# Prove the following

Question:

Locate $\sqrt{5}, \sqrt{10}$ and $\sqrt{1} 7$ on the number line.

Solution:

(i) Here, $5=2^{2}+1^{2}$

So, draw a right angled $\triangle O A B$, in which $O A=2$ units and $A B=1$ unit and $\angle O A B=90^{\circ}$ By using Pythagoras theorem, we get

$O B=\sqrt{O A^{2}+A B^{2}}$

$=\sqrt{2^{2}+1^{2}}=\sqrt{4+1}=\sqrt{5}$

Taking $O B=\sqrt{5}$ as radius and point $O$ as centre, draw an arc which meets the number line at point $P$ on the positive side of it.

Hence, it is clear that point $P$ represents $\sqrt{5}$ on the number line.

(ii) Here, $10=3^{2}+1$

So, draw a right angled $\triangle O A B$, in which $O A=3$ units and $A B=1$ unit and $\angle O A B=90^{\circ}$.

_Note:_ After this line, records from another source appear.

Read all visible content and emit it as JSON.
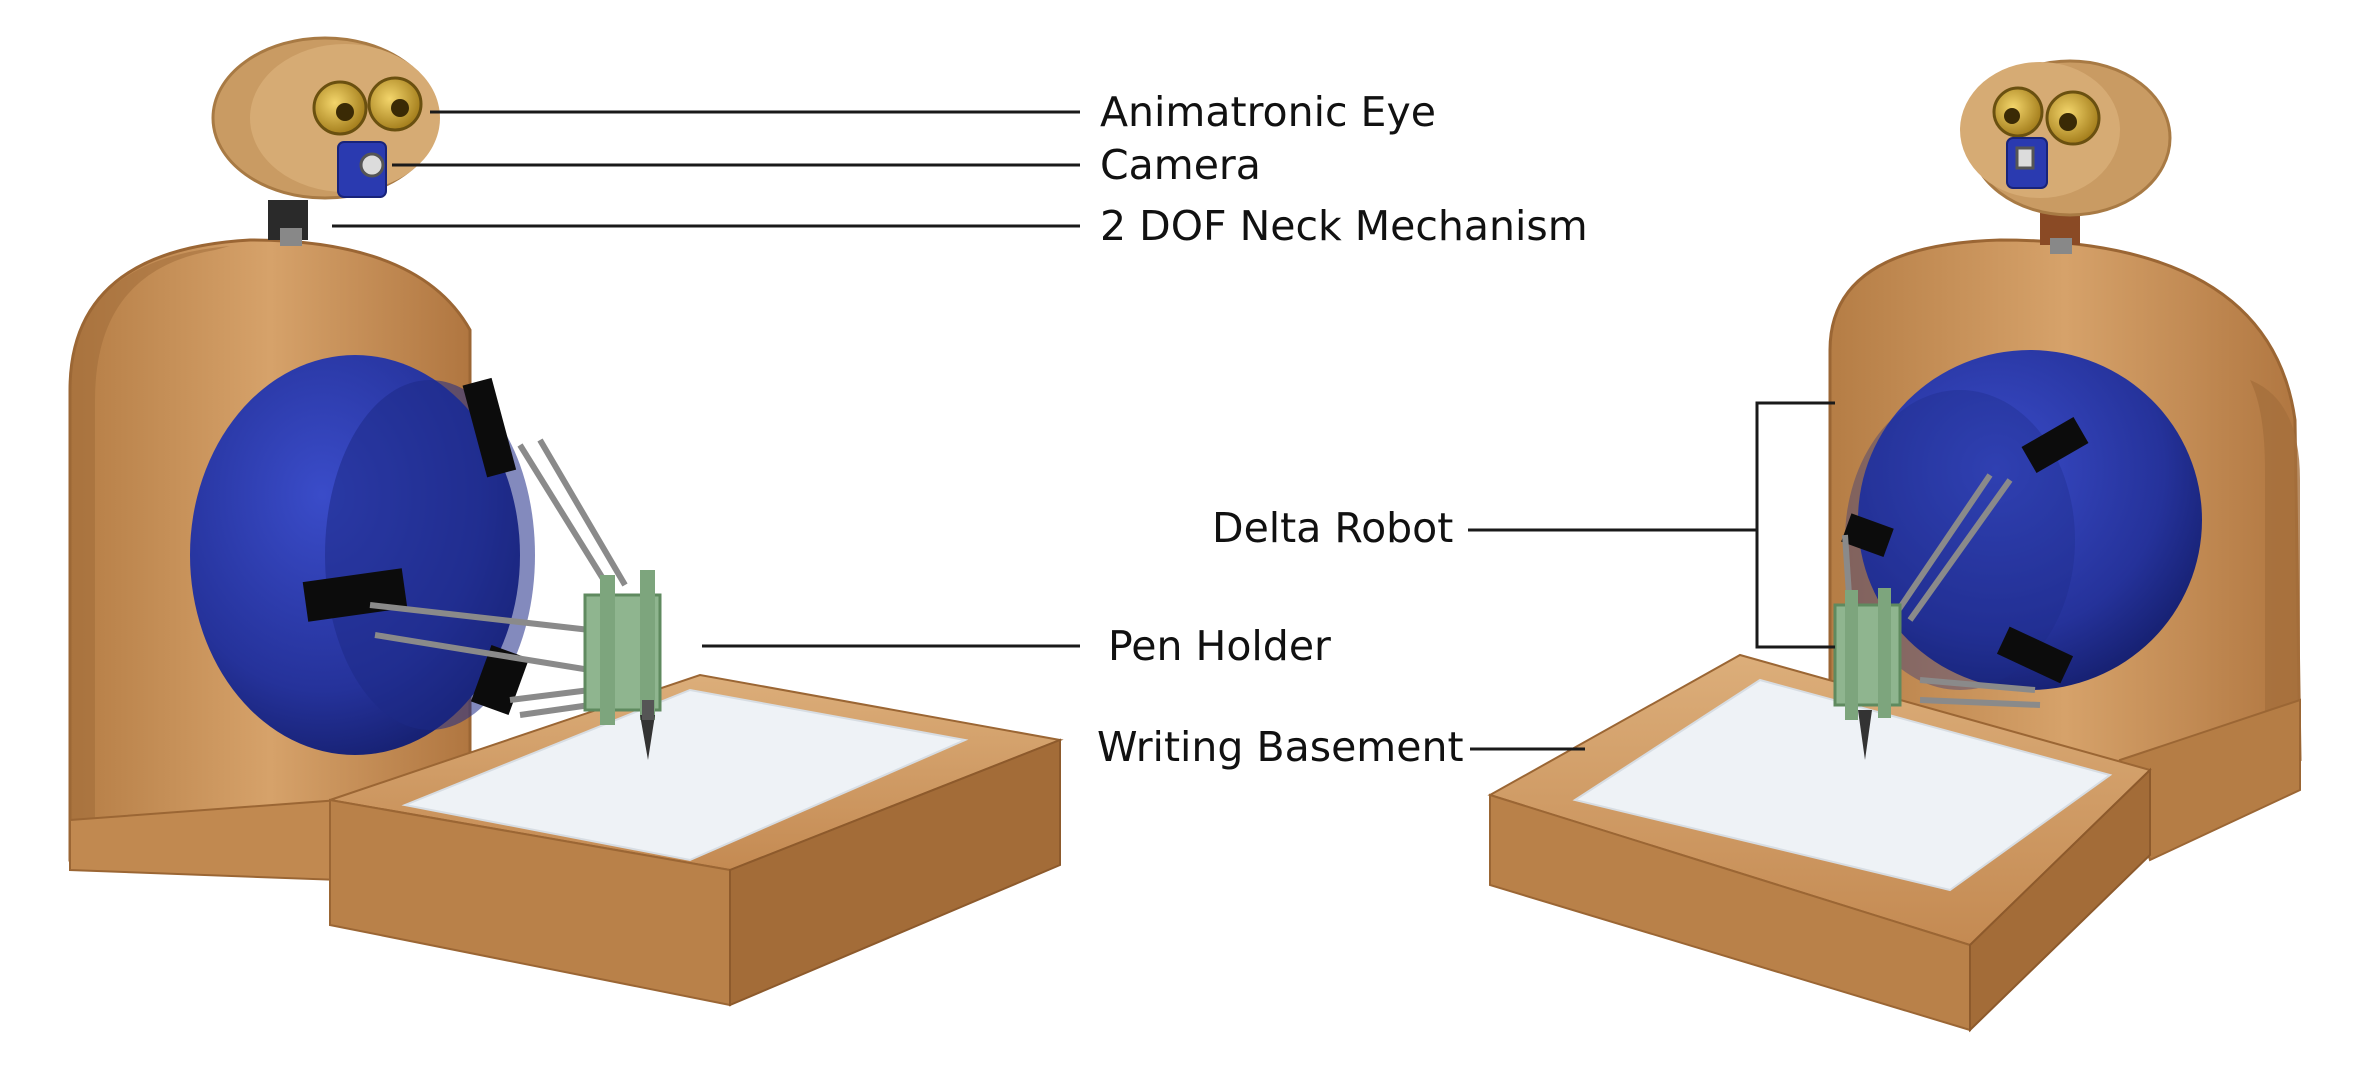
{
  "labels": {
    "animatronic_eye": "Animatronic Eye",
    "camera": "Camera",
    "neck": "2 DOF Neck Mechanism",
    "delta_robot": "Delta Robot",
    "pen_holder": "Pen Holder",
    "writing_basement": "Writing Basement"
  },
  "colors": {
    "wood": "#c9925a",
    "wood_dark": "#a9713c",
    "wood_light": "#dcae7a",
    "blue_sphere": "#2b3aa8",
    "blue_dark": "#18237a",
    "paper": "#eef2f6",
    "pen_holder_green": "#8fb58f",
    "leader_line": "#1a1a1a"
  }
}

By using Pythagoras theorem, we get

$O B=\sqrt{O A^{2}+A B^{2}}$

$=\sqrt{3^{2}+1^{2}}=\sqrt{9+1}=\sqrt{10}$

Taking $O B=\sqrt{10}$ as radius and point $O$ as centre, draw an arc which meets the number line at point $P$ on the positive side of it. The point $P$ represents $\sqrt{10}$ on the number line.

(iii) Here, $17=4^{2}+1$

So, draw a right angled $\triangle O A B$, in which $O A=4$ units and $A B=1$ unit and $\angle O A B=90^{\circ}$ By using Pythagoras theorem, we get

$O B=\sqrt{O A^{2}+A B^{2}}$

$=\sqrt{4^{2}+1^{2}}=\sqrt{16+1}=\sqrt{17}$

Taking, $O B=\sqrt{17}$ as radius and point $O$ as centre, draw an arc which meets the number line at point $P$ on the positive side of it. The point $P$ represents $\sqrt{17}$ on the number line.